Channeling the Ghost of Thomas Kuhn (LODLIB v2.10)

This week’s LODLIB spices things up with numerous inspirational/illuminating quotations from Thomas Kuhn’s The Structure of Scientific Revolutions strewn throughout Part One of our LODLIB. These quotations inherently convey an outlandish confidence from someone who really thinks to be leading a scientific revolution in the study of the Gospels. Whether our five hypotheses, triangulation theorem, and various other proofs and methods are mostly right or mostly wrong, the field will eventually decide! All I can do is keep writing and moving forward.
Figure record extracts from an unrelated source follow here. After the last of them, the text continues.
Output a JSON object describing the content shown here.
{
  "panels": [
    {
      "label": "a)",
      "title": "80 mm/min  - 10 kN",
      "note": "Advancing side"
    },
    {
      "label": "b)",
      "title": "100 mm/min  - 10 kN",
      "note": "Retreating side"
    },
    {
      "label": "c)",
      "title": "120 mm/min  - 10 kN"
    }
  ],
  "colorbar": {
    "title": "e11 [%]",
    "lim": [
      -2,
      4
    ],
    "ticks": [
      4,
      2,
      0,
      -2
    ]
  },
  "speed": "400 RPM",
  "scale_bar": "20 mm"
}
This week’s LODLIB also contains our author’s submitted version of a short data paper introducing datasets based on Roth’s 2015 edition of GMarc. As the peer-review process begins, we publicly welcome Roth and/or Brill’s copyright office to discuss copyright permissions. If accepted for peer-review and publication, our normalized datasets have a very strong Fair Use argument (transformational use, non-profit educational purpose, proportionality, no negative–and quite likely positive!–commercial/market impact, etc.). Thus it may be completely unnecessary to get formal copyright permissions, but we want to practice good academic neighborliness and open up opportunities for dialogue and even collaboration, including the possibility of co-authorship credit for the normalized datasets. We are more than happy to share credit. Humanities scholarship–especially when it becomes Open Data Science–is inherently and inevitably interdependent and convivial work.

Our process here underlines the vital, constitutional good of scientific progress served from open, normalized datasets of GMarc being made available to the global public. Thus far, after two unanswered inquiries, Brill has tacitly declined to make Roth’s concluding reconstruction or entire book open access.
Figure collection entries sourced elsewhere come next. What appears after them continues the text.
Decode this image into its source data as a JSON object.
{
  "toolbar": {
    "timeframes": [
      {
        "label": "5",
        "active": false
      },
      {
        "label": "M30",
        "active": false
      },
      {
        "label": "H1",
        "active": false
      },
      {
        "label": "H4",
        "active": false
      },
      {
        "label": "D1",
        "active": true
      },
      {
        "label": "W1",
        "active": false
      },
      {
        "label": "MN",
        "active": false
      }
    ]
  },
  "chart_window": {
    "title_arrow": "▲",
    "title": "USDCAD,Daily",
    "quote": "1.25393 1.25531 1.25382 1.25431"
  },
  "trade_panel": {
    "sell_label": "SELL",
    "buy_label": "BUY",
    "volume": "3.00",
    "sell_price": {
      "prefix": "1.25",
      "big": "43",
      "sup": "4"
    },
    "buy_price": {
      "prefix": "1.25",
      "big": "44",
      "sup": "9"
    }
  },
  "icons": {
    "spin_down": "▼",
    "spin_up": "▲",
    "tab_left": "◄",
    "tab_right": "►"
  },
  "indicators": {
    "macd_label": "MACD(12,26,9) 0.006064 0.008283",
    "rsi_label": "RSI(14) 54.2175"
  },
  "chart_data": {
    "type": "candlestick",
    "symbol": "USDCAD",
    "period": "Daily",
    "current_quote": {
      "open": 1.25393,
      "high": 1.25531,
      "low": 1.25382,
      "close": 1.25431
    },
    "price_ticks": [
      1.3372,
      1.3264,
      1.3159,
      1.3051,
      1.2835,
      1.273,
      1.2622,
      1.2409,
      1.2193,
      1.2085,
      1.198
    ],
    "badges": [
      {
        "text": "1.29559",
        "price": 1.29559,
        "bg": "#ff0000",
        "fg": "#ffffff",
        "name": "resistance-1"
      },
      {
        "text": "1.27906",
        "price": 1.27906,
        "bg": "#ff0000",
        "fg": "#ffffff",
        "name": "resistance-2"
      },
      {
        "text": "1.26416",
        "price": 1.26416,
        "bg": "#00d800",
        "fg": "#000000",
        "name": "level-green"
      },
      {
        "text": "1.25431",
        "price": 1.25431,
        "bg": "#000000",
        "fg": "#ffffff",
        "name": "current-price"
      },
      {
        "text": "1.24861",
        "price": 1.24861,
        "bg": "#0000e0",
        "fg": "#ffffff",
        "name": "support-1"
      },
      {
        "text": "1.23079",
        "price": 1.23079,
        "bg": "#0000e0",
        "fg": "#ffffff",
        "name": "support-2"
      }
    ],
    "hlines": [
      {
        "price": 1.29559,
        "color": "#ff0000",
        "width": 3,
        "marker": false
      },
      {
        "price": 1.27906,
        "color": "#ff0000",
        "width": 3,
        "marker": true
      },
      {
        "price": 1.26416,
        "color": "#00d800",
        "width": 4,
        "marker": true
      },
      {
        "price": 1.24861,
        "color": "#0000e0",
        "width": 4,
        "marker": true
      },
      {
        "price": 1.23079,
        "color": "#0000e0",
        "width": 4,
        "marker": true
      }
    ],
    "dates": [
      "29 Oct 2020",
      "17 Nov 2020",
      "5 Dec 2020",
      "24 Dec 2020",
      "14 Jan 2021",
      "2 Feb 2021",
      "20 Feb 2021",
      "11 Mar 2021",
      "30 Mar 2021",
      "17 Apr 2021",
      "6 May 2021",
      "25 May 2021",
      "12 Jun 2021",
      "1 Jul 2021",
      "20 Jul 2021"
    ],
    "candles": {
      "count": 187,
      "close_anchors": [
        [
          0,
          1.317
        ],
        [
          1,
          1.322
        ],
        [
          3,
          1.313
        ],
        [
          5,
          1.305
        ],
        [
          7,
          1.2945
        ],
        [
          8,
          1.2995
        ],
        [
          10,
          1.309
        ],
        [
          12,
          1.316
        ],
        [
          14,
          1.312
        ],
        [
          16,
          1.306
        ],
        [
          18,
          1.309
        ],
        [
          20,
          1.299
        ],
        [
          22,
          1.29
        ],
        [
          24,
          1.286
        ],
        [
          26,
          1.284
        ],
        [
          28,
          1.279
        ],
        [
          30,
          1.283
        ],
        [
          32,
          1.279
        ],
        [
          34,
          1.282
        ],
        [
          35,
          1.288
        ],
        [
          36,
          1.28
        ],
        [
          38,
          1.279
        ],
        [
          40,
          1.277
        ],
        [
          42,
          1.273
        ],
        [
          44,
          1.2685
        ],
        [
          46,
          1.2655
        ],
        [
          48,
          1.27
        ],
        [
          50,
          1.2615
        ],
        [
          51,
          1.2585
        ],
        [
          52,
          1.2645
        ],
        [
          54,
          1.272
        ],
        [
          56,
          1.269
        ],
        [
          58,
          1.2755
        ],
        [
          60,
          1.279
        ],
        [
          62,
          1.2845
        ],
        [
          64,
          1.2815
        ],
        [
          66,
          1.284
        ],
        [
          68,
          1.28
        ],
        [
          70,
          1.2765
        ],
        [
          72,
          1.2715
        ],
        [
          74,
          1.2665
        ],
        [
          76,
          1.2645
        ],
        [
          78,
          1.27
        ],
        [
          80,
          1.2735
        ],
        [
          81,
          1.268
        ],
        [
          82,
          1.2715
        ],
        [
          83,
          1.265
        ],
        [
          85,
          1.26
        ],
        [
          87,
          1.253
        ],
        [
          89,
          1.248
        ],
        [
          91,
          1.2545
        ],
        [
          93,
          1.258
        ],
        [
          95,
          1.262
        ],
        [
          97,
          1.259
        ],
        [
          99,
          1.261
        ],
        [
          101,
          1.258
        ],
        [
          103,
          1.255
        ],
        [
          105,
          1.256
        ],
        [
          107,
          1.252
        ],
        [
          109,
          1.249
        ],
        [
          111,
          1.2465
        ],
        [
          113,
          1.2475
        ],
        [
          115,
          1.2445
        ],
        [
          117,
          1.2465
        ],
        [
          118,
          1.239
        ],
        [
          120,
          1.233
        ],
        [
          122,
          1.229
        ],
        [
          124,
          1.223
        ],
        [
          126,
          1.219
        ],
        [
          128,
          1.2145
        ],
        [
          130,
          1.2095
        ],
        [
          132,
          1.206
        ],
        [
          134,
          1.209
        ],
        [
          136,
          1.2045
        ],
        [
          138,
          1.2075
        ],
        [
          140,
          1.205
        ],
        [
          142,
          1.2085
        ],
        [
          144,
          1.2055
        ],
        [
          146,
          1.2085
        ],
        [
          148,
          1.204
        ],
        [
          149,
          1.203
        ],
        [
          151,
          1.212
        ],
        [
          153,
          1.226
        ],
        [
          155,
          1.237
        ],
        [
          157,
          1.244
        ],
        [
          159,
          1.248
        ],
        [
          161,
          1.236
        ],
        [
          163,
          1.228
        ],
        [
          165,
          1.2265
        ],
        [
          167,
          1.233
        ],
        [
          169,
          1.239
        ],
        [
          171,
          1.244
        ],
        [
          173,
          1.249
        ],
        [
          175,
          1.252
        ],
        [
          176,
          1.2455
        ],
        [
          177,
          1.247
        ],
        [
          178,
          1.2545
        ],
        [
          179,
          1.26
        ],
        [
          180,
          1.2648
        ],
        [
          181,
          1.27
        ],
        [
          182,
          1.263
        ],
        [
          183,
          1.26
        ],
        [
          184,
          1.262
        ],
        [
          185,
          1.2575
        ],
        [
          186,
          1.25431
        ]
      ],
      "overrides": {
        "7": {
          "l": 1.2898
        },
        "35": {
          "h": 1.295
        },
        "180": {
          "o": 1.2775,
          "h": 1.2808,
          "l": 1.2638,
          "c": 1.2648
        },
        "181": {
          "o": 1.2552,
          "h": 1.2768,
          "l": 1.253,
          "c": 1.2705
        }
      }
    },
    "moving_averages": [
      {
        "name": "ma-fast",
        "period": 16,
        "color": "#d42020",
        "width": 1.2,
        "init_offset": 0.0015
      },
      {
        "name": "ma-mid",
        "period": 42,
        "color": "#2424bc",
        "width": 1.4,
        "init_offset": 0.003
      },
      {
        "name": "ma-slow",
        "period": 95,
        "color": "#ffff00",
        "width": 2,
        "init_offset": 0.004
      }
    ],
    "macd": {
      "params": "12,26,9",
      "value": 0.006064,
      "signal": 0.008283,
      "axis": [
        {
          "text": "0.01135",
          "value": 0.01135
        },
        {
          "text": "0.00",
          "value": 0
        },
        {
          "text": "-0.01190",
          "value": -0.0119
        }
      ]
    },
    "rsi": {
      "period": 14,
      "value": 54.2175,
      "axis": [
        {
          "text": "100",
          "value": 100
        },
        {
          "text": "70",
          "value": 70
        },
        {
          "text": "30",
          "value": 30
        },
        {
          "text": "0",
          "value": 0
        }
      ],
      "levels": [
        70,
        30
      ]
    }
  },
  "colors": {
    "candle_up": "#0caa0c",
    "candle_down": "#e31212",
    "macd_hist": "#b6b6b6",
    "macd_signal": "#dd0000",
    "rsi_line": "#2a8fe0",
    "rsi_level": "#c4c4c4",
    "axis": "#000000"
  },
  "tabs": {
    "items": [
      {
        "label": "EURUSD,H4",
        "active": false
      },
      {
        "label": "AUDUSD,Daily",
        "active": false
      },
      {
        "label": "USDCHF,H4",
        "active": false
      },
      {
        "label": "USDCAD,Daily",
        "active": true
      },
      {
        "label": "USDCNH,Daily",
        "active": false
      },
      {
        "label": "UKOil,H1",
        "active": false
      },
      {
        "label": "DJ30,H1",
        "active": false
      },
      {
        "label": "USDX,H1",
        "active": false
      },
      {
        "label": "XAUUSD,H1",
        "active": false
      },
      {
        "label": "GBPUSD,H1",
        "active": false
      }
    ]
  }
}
Also salient here is that Roth’s reconstruction is (according to an automated document comparison tool we ran) 77% identical to the Harnack datasets that are based on a public domain work and are now peer-reviewed and published through the Journal of Open Humanities Data and Harvard Dataverse. Our more detailed analysis shows very high levels of correlation between the Harnack and Roth datasets on numerous other metrics.

Thus there are two theories of the case: 1) Roth’s reconstruction is highly derivative of Harnack’s reconstruction, and thus any normalized datasets based on Roth’s reconstruction are actually far more derivative of Harnack’s work than Roth’s; 2) the data underlying both of these GMarc reconstructions is sufficiently clear and consistent that any reconstruction should be expected to overlap considerably with another reconstruction. Given the wide disparities between recent GMarc reconstructions, the first theory is the far stronger.